Le Conseil d’Etat a estimé jeudi que les gains générés par les crypto-monnaies devaient être considérés comme des plus-values de « biens meubles », et donc bénéficier sauf exception d’un taux d’imposition moins élevé que celui appliqué par l’administration. La plus haute juridiction administrative française avait été saisie en début d’année par plusieurs contribuables, qui entendaient contester le régime fiscal appliqué depuis juillet 2014 à la cession de bitcoins et autres crypto-actifs.

Avant cette décision, les gains tirés de la cession de cryptomonnaie étaient considérés comme des bénéfices industriels et commerciaux (BIC) en cas d’activité habituelle, et comme des bénéfices non commerciaux (BNC) en cas d’activité occasionnelle. Cette classification entraînait un taux d’imposition pouvant aller jusqu’à 45%, via l’impôt sur le revenu, pour les contribuables les plus aisés – qui viennent s’ajouter aux 17,2% prélevés via la Contribution sociale généralisée (CSG).

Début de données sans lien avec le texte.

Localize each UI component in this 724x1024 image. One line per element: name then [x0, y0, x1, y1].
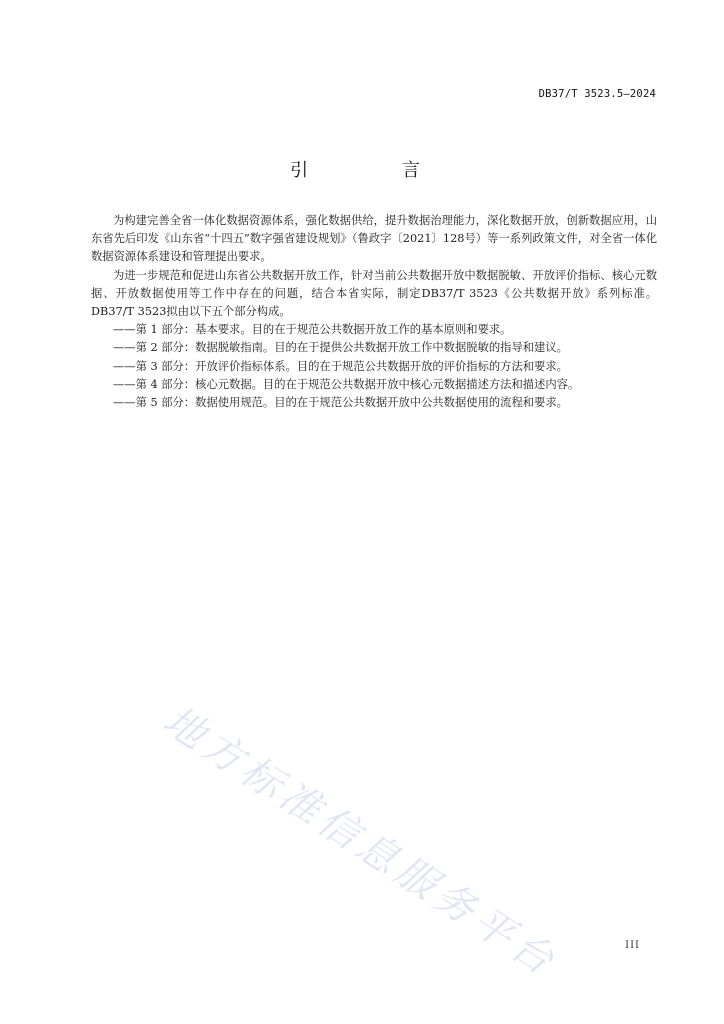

Dans sa décision, le Conseil d’Etat a partiellement donné raison aux contribuables opposés à cette lecture, en considérant que « la cession de bitcoins  » relevait « en principe de la catégorie des plus-values de bien meubles ». Les « biens meubles », en langage fiscal, désignent les biens pouvant être déplacés, à la différence des biens immobiliers. C’est-à-dire les voitures, avions et bijoux (dans le cas de biens corporels), mais aussi les brevets ou droits d’auteurs (biens incorporels). Ils sont soumis en cas de cession à un taux forfaitaire de 19%, ce qui, même en y ajoutant la CSG, induit un taux d’imposition bien inférieur à celui réservé aux « BIC » et aux « BNC ». Dans son communiqué, le Conseil d’Etat souligne néanmoins que « certaines circonstances propres à l’opération de cession » de cryptoactifs « peuvent impliquer qu’ils relèvent de dispositions relatives à d’autres catégories de revenus ». Les gains générés par les crypto-monnaies sont susceptibles d’être imposés dans la catégorie des BNC quand ils ne résultent pas « d’une opération de placement mais sont la contrepartie de la participation du contribuable à la création ou au fonctionnement » de la cryptomonnaie. (Le minage?) Ils sont par ailleurs imposables dans la catégorie des BIC lorsque la cession « prend la forme d’un échange contre un autre bien meuble, dans des conditions caractérisant l’exercice d’une profession commerciale ».